Industry consolidation is also expected to affect steel costs. In late October, Ispat International N.V. made headlines when it announced the acquisition of LNM Holdings N.V. Following completion of the transaction, the company will be renamed Mittal Steel Company N.V. Simultaneously, Ispat and International Steel Group Inc. (ISG) announced that they will merge under the Mittal name, forming what some claim is the largest steel company in the world.

According to Mr. Hamity of Mapes & Sprowl, this will especially impact the industry in 2005. “There is even the potential for more upward pressure as the impact of the formation of Mittal Steel hits the marketplace,” he explains. “With fewer players at the mill level and those that are left demonstrating pricing discipline, the old paradigm of very volatile availability and pricing in the steel industry may be gone for good. We also believe there will be more consolidations in the next year.”

As manufacturers fight material cost increases, surcharges, and shortages, it is more important than ever to explore alternative materials for such products as stainless steel. American Nickeloid (Peru, IL, U.S.) has introduced Alloy Plus™, a highly corrosion-resistant steel, as an alternative to stainless steel. The new material is available in satin finish with fingerprint-resistant coating, and the company can work with users to match various stainless steel finishes and tints. Alloy Plus is available in a variety of tempers and, according to American Nickeloid, offers excellent formability.

Moving Metals

Prices for metals other than sheet steel have also been moving up. Copper, widely used in heat exchangers, piping, and wires, recently reached $1.37 a pound, compared to the previous $0.92 a pound a year. Aluminum, another important metal for appliances, has hovered around $0.89 a pound, nearly $0.20 higher than a year before. Other metals, including lead, tin, and zinc, have also shown significant jumps.

Despite the increases, Daniel L. Twarog, president of the North American Die Casting Association (Wheeling, IL, U.S.), sees an adequate supply of aluminum and zinc for die castings. In fact, from his industry’s perspective, there is probably an overcapacity of producers, which tends to keep the supply side high.

What does this mean for die castings? “The basic cost per pound of die castings will probably not rise more than three percent,” Mr. Twarog predicts. “This is despite rises in the raw material and energy prices to make the products. Price pressures from around the world have not allowed the cost of die cast products to rise for several years.”

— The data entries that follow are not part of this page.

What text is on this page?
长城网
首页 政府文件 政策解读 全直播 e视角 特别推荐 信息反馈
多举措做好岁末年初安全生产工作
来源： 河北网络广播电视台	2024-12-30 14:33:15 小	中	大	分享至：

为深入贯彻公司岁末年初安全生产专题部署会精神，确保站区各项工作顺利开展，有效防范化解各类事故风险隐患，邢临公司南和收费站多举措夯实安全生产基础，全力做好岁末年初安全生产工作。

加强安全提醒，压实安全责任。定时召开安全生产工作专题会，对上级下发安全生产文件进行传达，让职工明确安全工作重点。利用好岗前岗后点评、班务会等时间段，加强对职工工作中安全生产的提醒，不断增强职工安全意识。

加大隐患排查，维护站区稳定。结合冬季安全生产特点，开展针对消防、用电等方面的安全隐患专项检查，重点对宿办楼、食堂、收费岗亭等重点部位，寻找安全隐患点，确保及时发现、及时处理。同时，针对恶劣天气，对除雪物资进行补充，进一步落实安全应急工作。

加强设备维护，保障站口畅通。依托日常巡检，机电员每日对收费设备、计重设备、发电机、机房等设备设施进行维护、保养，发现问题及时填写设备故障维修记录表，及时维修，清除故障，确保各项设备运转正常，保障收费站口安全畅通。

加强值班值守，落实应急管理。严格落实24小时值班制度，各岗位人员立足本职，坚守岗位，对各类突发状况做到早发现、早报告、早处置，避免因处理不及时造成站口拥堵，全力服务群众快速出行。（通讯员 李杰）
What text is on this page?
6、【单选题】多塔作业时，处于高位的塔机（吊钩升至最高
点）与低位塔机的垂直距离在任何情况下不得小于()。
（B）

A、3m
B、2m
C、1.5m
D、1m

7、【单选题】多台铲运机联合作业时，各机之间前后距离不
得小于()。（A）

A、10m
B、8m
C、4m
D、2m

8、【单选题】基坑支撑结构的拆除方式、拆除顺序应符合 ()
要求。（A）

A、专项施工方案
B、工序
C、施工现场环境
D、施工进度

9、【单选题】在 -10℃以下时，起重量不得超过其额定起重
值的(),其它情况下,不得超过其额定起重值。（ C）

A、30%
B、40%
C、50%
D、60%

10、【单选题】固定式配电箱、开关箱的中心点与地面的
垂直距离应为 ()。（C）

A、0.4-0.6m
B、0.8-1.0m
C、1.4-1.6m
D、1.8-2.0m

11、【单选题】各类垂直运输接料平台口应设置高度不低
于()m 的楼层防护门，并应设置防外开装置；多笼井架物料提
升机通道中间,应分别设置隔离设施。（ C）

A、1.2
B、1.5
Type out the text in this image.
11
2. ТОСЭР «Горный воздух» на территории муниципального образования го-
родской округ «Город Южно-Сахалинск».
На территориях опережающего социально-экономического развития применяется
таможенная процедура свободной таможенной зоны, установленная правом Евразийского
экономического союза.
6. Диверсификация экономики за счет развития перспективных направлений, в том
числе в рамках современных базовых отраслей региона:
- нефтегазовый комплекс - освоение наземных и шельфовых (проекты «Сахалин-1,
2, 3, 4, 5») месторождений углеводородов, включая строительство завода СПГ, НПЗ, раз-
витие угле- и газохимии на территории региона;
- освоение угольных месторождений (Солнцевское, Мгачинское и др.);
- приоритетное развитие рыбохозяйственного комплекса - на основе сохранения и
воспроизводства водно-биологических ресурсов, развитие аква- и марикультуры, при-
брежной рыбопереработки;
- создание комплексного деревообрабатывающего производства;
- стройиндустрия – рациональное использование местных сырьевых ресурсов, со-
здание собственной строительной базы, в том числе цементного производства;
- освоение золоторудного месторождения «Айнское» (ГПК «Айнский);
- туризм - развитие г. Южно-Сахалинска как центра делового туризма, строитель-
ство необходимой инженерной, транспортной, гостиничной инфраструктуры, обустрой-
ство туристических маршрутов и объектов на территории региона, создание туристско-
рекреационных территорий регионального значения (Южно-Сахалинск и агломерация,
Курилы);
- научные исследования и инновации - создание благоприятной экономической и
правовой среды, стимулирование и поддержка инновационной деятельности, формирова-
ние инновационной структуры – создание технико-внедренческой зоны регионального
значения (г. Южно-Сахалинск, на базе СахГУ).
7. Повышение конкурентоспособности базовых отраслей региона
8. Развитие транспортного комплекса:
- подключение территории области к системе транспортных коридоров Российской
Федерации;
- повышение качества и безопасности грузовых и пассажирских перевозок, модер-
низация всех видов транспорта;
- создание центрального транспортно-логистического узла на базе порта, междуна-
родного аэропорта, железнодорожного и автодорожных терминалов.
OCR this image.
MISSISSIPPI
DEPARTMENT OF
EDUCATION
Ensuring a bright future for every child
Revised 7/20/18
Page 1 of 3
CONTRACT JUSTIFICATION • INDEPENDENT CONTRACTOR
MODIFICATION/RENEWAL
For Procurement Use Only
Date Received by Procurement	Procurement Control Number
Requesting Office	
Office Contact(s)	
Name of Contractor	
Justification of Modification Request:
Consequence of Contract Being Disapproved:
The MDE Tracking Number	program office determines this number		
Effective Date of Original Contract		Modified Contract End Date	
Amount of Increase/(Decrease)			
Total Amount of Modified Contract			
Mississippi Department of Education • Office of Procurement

He adds that as production shifts around the world, there will also continue to be a shifting of die casting production. Also, the less-complex, high-volume products will be sourced outside North America. “The advantages of staying with U.S.-made die castings lie in the ability to customize alloys, optimize component designs, and quickly revise tooling,” Mr. Twarog says. “Newer alloys and process procedures in aluminum have allowed much thinner walled applications for die castings.”

Powder metallurgy (P/M) parts are also affected by higher materials costs. Peter Johnson, consultant and managing editor, Metal Powder Industries Federation (Princeton, NJ, U.S.), particularly mentions copper and stainless steel powders. Steel scrap, used in making powder for iron parts, has experienced a large increase as well. Despite this, he reports that North American growth in P/M parts is in the range of 5 to 7 percent in 2004, and perhaps even higher in 2005. “One reason is that since P/M parts are net shape, they can still be cost saving alternatives to other parts that may need machining or that generate scrap,” Mr. Johnson explains.